When it comes to the Easter Bunny, we've been far too willing to accept this strange holiday mascot as is. Santa may raise some eyebrows with his staff of elven labourers and no one really knows what the Tooth Fairy does with our teeth, but this egg-laying rabbit is a biological singularity that deserves a second look. We've taken a stab at tracing our furry friend's evolution, from Paganism to German folklore to worldwide fame.

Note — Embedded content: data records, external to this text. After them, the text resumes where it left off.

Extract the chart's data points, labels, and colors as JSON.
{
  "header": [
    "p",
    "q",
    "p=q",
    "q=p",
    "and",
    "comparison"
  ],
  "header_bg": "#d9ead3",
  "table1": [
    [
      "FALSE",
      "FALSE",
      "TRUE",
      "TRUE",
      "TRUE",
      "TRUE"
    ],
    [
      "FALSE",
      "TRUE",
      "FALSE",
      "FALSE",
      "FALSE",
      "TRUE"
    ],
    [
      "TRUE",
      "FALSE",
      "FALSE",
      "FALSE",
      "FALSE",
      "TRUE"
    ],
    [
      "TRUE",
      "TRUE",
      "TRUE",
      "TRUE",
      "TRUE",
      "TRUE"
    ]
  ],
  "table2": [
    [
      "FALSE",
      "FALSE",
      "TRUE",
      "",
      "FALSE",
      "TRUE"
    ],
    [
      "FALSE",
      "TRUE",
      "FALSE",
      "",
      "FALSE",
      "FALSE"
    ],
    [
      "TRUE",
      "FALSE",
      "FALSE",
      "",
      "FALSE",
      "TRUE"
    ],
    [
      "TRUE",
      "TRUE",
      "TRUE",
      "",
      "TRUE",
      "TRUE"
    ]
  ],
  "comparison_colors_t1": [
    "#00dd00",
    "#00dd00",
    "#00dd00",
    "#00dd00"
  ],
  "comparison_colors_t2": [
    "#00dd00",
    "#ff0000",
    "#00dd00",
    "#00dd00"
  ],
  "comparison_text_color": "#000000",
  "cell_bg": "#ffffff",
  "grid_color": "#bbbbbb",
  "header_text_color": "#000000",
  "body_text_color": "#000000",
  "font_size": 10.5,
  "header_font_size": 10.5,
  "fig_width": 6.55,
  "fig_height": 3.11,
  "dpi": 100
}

In nature-based faiths, like Paganism, the rabbit or hare has long been associated with this time of year. Vernal Equinox celebrations, called Ostara or Eostre for the goddess of springtime, employ the rabbit as a symbol of fertility (prolific animals that they are). Eggs represent similar themes of new life and rebirth — and thus, we can draw the initially impenetrable connection between the Bunny and the eggs it delivers.

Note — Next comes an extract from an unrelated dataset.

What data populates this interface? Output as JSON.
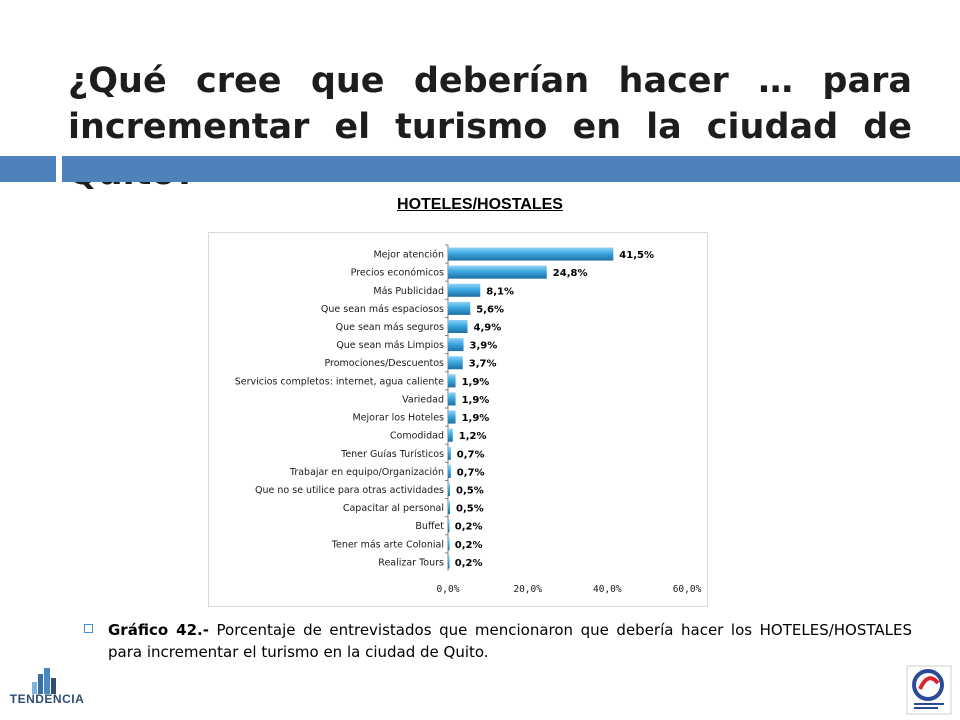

Eventually, the rabbit came to be seen as a messenger for this goddess, particularly in early German cultures. They believed rabbits laid eggs and signalled the start of springtime. Even as Christianity permeated the country and Eostre became Easter, rabbits remained part of the celebration. So much, in fact, that German immigrants spread the custom worldwide in the 1700s.
Now that we have a clearer idea of the Easter Bunny's history, we're just going to have to make our peace with the fact that what's now considered a child-friendly holiday symbol came to be just because rabbits have a lot of sex. Happy Easter!